Efficient way to remove half of the duplicate items in a list

If order isn't important, a way would be to get the odd or even indexes only after a sort. Those lists will be the same so you only need one of them.

l = [1,8,8,8,1,3,3,8]
l.sort()

# Get all odd indexes
odd = l[1::2]

# Get all even indexes
even = l[::2]

print(odd)
print(odd == even)

Result:

[1, 3, 8, 8]
True

Use a counter to keep track of the count of each element

from collections import Counter
l = [1,8,8,8,1,3,3,8]
res = []
count = Counter(l) # its like dict(1: 2, 8: 4, 3: 2)
for key, val in count.items():
    res.extend(val//2 * [key])
print(res)
# output
[1, 8, 8, 3]

Since you guarantee that each element of the list occurs a multiple of 2, then it is faster to build the counter as you build the output list, rather than building a counter (or sort) first and using it later.

l = [1,8,8,8,1,3,3,8]
count={}
res=[]
for i in l:
  if i in count: count[i]+=1
  else: count[i]=1
  if count[i]%2: res.append(i)

print(res)

Output

[1,8,8,3]

EDIT Comparing time/expense of each method

Using the timeit module shows that this approach is 2.7 times faster than using a counter first.

i.e.

def one():
  l = [1,8,8,8,1,3,3,8]
  count={}
  res=[]
  for i in l:
    if i in count: count[i]+=1
    else: count[i]=1
    if count[i]%2: res.append(i)

  #print(res)


def two():
  from collections import Counter
  l = [1,8,8,8,1,3,3,8]
  res = []
  count = Counter(l) # its like dict(1: 2, 8: 4, 3: 2)
  for key, val in count.items():
    res.extend(val//2 * [key])

o=timeit.Timer(one)

t=timeit.Timer(two)

print(o.timeit(100000))

print(t.timeit(100000))

print(o.timeit(100000))

print(t.timeit(100000))

Output (seconds)

0.28666
0.80822
0.28678
0.80113

If order isn't important, then Wimanicesir's method would be preferred with 4x greater speedup, with result of 0.07037 (~11 times faster than with counter approach).

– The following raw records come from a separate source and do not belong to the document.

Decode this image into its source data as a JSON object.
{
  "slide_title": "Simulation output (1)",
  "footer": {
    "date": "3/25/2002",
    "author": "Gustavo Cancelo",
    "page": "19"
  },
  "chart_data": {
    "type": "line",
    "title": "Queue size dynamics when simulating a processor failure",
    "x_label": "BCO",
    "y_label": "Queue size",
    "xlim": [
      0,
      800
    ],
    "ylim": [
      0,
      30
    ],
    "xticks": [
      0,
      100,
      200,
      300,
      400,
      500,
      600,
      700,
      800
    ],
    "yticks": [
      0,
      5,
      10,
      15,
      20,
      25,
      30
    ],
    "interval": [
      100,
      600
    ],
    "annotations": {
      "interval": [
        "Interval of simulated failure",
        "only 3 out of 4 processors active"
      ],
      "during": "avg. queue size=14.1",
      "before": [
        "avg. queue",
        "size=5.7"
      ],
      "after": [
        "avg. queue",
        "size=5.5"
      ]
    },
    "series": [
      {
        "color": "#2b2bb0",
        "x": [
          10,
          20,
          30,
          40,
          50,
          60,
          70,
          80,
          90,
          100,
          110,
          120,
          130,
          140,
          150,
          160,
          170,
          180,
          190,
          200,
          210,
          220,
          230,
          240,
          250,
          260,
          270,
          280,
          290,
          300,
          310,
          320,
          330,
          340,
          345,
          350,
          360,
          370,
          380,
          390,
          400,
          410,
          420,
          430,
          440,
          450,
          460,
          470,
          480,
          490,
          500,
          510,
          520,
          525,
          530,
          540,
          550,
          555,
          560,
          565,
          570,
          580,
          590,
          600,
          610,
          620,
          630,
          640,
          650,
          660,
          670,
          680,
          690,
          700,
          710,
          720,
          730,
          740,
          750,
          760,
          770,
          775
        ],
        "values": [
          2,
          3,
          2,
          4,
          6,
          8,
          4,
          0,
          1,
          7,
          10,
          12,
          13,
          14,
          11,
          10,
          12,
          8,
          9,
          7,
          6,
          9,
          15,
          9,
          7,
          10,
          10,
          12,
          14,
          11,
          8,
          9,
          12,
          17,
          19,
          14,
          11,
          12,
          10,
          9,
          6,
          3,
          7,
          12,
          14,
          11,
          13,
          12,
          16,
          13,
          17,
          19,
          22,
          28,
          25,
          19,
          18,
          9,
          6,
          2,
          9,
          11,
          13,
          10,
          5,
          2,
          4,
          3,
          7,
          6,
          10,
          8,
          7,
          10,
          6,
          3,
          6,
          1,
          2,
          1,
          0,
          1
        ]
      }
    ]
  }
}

UPDATE I suspected that using the Counter method in two (unordered) may come with significant bloat or slow down in import, so I tested the "count first, compile result later" method while counting with the simple method here from one (ordered)

count={}
for i in l:
  if i in count: count[i]+=1
  else: count[i]=1

which was much faster than Counter. Replacing Counter in two of the tests defined resulted in a time of 0.31 instead of 0.80. Still slightly faster to compile (ordered) result during counting as in two, however. And much faster for unordered result to use Wimanicesir's method.